OTOH, studies looking at acetaminophen and covid have mostly shown a negative benefit. That also makes sense because it has long been known that acetaminophen contributes to oxidative stress.

Posted by: jinn | Feb 26 2023 15:32 utc | 129

Posted by: james | Feb 24 2023 23:02 utc | 92

thanks ken! i am not sure how far down the rabbit hole i want to go, but thank you regardless…

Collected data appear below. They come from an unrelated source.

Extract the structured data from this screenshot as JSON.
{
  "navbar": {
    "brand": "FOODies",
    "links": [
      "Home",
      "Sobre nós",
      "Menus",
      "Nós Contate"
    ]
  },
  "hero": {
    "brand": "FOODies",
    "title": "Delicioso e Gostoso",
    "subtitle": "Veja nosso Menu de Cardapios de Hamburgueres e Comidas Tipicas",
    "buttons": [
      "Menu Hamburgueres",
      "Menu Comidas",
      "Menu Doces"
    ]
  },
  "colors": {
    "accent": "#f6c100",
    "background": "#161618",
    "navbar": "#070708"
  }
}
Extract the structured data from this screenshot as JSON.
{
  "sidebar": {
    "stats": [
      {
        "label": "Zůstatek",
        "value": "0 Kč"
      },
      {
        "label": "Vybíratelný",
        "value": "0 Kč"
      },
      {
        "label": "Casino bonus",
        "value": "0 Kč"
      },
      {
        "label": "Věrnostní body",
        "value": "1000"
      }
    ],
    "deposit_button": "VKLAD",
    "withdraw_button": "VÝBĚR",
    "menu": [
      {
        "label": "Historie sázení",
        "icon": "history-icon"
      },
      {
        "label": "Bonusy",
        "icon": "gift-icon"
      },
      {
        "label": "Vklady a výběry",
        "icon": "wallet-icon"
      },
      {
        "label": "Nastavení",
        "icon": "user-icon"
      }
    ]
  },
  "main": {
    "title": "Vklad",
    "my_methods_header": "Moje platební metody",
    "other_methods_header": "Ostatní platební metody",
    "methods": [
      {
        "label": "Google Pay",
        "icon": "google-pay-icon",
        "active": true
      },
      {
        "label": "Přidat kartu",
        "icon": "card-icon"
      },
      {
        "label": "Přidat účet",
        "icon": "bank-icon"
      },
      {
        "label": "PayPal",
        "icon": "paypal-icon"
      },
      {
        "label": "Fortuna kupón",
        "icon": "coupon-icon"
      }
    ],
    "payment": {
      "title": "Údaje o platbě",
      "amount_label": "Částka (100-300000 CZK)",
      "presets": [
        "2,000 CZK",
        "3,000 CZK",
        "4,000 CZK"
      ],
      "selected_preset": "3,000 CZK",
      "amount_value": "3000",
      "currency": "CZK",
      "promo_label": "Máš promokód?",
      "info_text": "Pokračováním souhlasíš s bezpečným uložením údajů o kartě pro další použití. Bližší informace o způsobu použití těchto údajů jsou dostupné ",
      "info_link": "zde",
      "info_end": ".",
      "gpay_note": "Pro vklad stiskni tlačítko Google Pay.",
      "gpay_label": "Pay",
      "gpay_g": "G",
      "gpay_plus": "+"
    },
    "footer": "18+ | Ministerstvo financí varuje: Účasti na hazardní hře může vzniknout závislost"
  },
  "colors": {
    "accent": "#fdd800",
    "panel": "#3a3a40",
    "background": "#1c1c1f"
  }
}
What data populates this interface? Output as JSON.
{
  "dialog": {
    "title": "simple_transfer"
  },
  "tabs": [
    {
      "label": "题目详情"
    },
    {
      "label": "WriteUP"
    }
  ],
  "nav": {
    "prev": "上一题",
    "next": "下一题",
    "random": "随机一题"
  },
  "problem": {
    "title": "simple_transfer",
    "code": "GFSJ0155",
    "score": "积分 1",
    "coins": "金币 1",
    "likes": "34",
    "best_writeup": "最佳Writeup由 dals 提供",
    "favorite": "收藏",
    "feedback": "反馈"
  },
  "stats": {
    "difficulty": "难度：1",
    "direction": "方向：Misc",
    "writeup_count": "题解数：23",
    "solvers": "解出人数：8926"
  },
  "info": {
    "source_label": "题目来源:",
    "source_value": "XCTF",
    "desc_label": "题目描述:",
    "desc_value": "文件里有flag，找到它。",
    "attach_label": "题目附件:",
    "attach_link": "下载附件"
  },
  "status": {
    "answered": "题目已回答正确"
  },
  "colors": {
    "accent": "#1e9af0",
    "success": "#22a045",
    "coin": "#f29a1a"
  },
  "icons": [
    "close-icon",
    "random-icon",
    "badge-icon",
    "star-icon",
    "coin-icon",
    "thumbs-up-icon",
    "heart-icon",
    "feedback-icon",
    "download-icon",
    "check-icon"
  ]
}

james I hope you don’t mind, but I’m practicing here a bit to better communicate using the tools at hand, but I will say this about Ms. Margaret Anna Alice, and yes I am a “founding member” of her place, so ought be evident I’m biased, but I will say this.
~
I found her place when I was looking for somewhere, somebody, anybody speaking to what I sensed, and she not only did that, but she had wisdom to share. I found her assessment of things accurate, and it didn’t take me long to figure out that I wanted to support her, and so I did. Financially – as a founding member of her efforts.
~
Nothing is forever in that regard, but if you go down that rabbit hole it is one where much info is freely shared, and truly if we get better at sharing with each other honestly, then good times beckon. Not only that, but she is fine with the written word, and she backs up her sentiment with rock solid evidence – which typically in the rabbit hole, rock solid evidence is hard to come by because the level of flux is so high, and the trickery down there the deception (let me just say – rabbits can be tricky) – if you don’t keep your wits about you, if you have no principle, you will soon be subsumed and will perish….and I’m talking now about “rabbit holes” in general and not Margarat Anna Alices place. She is a beacon of truth, but understanding truth (as best it can be known) takes an open mind, and an open mind only happens internally initially….and not much can be done to train or teach or preach to anybody about that – especially when you are already deep in the hole. Once you are there it is survival of the best talkers who keep their wits about them even if they can’t help but wonder – how did I get here in the first place? You know….ha, ha….not funny but true based on personal experience.
~
So, the point of this post is what?
Well, I wanted to practice using “blockquotes” to get that small text, and I wanted to share some thoughts about rabbit holes, and not all rabbit holes are scary places, but if you ever been down there deep down, let me tell you, like on Monty Python when they were hunting the grail – sometimes a rabbit can be really mean – I mean like killer mean sort of rabbit – blow your mind a way in a heartbeat….and then when you wake up, if you do, you must wonder – was it all just a dream?
~
Peace is easy,
BK
* typos will not be corrected – because no way to do that here on this old platform, and maybe there is wisdsom in that….still, you want a good summary of the whole “Covid” virus of fear as I consider it and have considered it as such from the get-go, then no place better have I found than the link above.